It comes over you like a dark cloud and stays there peering down at you. You wish it would disappear or at least rain down quickly and move on. It does… eventually. But it doesn’t for a long time. This is my self-doubt. Yours might be different.
Why am I struggling with this? Why does it seem so difficult? Why am I dragging my feet? Am I meant to be doing something else altogether?
It usually arrives when I am feeling really stuck, like I have been recently.
I haven’t been able to write every day, something I promised myself at the beginning of the year and then again sometime ago. And I also haven’t necessarily felt good about what I have written of late.
The self-doubt also tends to coincide with my shift in focus from the process to the outcome. Then the reasonable thing to do would be to just focus on the process and forget all about the outcome. You reckon? But that is really really difficult to do. I have to focus on the outcome, once in a while. I can’t always stay fully zoomed-in, thinking only of the next sentence to type; or fully zoomed-out, mulling over ‘what am I trying to achieve in life’. I have to pause and reflect, focus on the intermediary—Where am I headed? What am I doing? Am I enjoying this? Am I rich and famous yet?

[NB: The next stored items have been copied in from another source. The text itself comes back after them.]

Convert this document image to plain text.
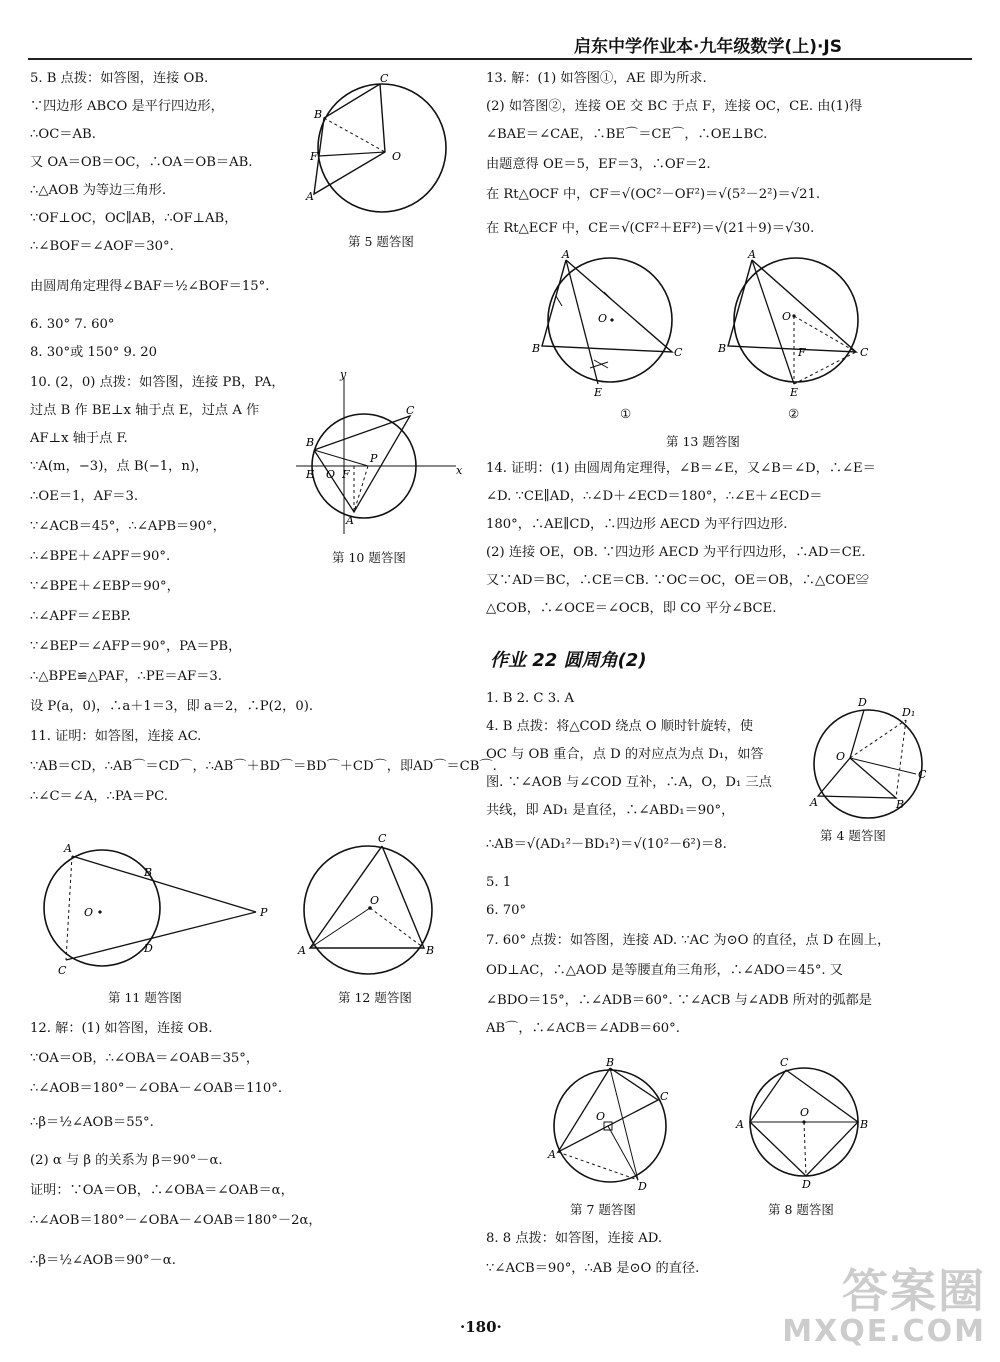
启东中学作业本·九年级数学(上)·JS
5. B 点拨：如答图，连接 OB.
∵四边形 ABCO 是平行四边形，
∴OC＝AB.
又 OA＝OB＝OC，∴OA＝OB＝AB.
∴△AOB 为等边三角形.
∵OF⊥OC，OC∥AB，∴OF⊥AB，
∴∠BOF＝∠AOF＝30°.
由圆周角定理得∠BAF＝½∠BOF＝15°.
6. 30° 7. 60°
8. 30°或 150° 9. 20
10. (2，0) 点拨：如答图，连接 PB，PA，
过点 B 作 BE⊥x 轴于点 E，过点 A 作
AF⊥x 轴于点 F.
∵A(m，−3)，点 B(−1，n)，
∴OE＝1，AF＝3.
∵∠ACB＝45°，∴∠APB＝90°，
∴∠BPE＋∠APF＝90°.
∵∠BPE＋∠EBP＝90°，
∴∠APF＝∠EBP.
∵∠BEP＝∠AFP＝90°，PA＝PB，
∴△BPE≌△PAF，∴PE＝AF＝3.
设 P(a，0)，∴a＋1＝3，即 a＝2，∴P(2，0).
11. 证明：如答图，连接 AC.
∵AB＝CD，∴AB⌒＝CD⌒，∴AB⌒＋BD⌒＝BD⌒＋CD⌒，即AD⌒＝CB⌒.
∴∠C＝∠A，∴PA＝PC.
12. 解：(1) 如答图，连接 OB.
∵OA＝OB，∴∠OBA＝∠OAB＝35°，
∴∠AOB＝180°－∠OBA－∠OAB＝110°.
∴β＝½∠AOB＝55°.
(2) α 与 β 的关系为 β＝90°－α.
证明：∵OA＝OB，∴∠OBA＝∠OAB＝α，
∴∠AOB＝180°－∠OBA－∠OAB＝180°－2α，
∴β＝½∠AOB＝90°－α.
C
B
F
A
O
第 5 题答图
y
x
C
B
P
E O F
A
第 10 题答图
A
B
D
C
O	P
第 11 题答图
C
A	B
O
第 12 题答图
13. 解：(1) 如答图①，AE 即为所求.
(2) 如答图②，连接 OE 交 BC 于点 F，连接 OC，CE. 由(1)得
∠BAE＝∠CAE，∴BE⌒＝CE⌒，∴OE⊥BC.
由题意得 OE＝5，EF＝3，∴OF＝2.
在 Rt△OCF 中，CF＝√(OC²－OF²)＝√(5²－2²)＝√21.
在 Rt△ECF 中，CE＝√(CF²＋EF²)＝√(21＋9)＝√30.
14. 证明：(1) 由圆周角定理得，∠B＝∠E，又∠B＝∠D，∴∠E＝
∠D. ∵CE∥AD，∴∠D＋∠ECD＝180°，∴∠E＋∠ECD＝
180°，∴AE∥CD，∴四边形 AECD 为平行四边形.
(2) 连接 OE，OB. ∵四边形 AECD 为平行四边形，∴AD＝CE.
又∵AD＝BC，∴CE＝CB. ∵OC＝OC，OE＝OB，∴△COE≌
△COB，∴∠OCE＝∠OCB，即 CO 平分∠BCE.
1. B 2. C 3. A
4. B 点拨：将△COD 绕点 O 顺时针旋转，使
OC 与 OB 重合，点 D 的对应点为点 D₁，如答
图. ∵∠AOB 与∠COD 互补，∴A，O，D₁ 三点
共线，即 AD₁ 是直径，∴∠ABD₁＝90°，
∴AB＝√(AD₁²－BD₁²)＝√(10²－6²)＝8.
5. 1
6. 70°
7. 60° 点拨：如答图，连接 AD. ∵AC 为⊙O 的直径，点 D 在圆上，
OD⊥AC，∴△AOD 是等腰直角三角形，∴∠ADO＝45°. 又
∠BDO＝15°，∴∠ADB＝60°. ∵∠ACB 与∠ADB 所对的弧都是
AB⌒，∴∠ACB＝∠ADB＝60°.
8. 8 点拨：如答图，连接 AD.
∵∠ACB＝90°，∴AB 是⊙O 的直径.
A
B	C
E
O
①
A
B	C
E
O
F
②
第 13 题答图
作业 22 圆周角(2)
D
D₁
O
C
A	B
第 4 题答图
B
C
A
D
O
第 7 题答图
C
A	B
D
O
第 8 题答图
·180·
答案圈
MXQE.COM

And it is in these moments that self-doubt strikes. And it muddles up my thoughts and throws in some criticism. And I can’t answer my own questions. So, clearly, others can't answer them for me.
I have also come to hesitate discussing my self-doubt with others. One—the popular belief that you are supposed to keep your problems private, doesn’t make it easy to talk about them openly. I believed in it for a long time, but it hasn't served me very well. So I write about it sometimes, like I am now, and try my best to not come across as a whiner. Even though I often worry that I sound like one. But hey, I try not to care. So I have gotten past that in some way.
And two—people love to offer solutions. They just can’t help it. Even if well-meaning, it is misplaced. People don’t like to sit across from you—literally or over a call—with uneasy feelings dangling in the air. They want to make the situation better. But the reality is, they simply can’t; no matter how much they love you.
Every person is on their own path, having their own struggle. The best thing a person can do to help is simply listen. But that is very difficult. I know that from experience—from the experience of being a terrible listener.
I have been the person that was quick to offer solutions. When someone tried to tell me a problem they had, I would start clearing my throat to offer them the perfect solution—god, was I annoying—loving the sound of my own voice, as I ‘cleared’ their doubts with a quip, like a smug godman. As I became more emotionally intelligent, I realised that I was being a dick. So I stopped advising others on how to live their life and became a lot more quiet.
And somewhere in the middle of your self-doubt (since you are already feeling vulnerable) comparison strikes:—
Look at him. His writing flows so well. He seems to be doing it with such ease. Your words don’t flow like that. Her songwriting—uff! And what a voice! How is his Twitter usage so prolific! He’s only 18?!
There are also technical doubts. The posts I spend more time to write are the posts that make me feel good. So then why am I trying to post something every day? Why not just write once/twice a week? And pat comes the answer—because I will write something last minute anyway.
No matter how hard I try, these are not answers I can find immediately. I just need to keep going and improvise whatever I am doing, untill it all somehow clicks in place.
All I know is that I have to keep taking action. That seems to be one antidote to self-doubt, even if it is temporary.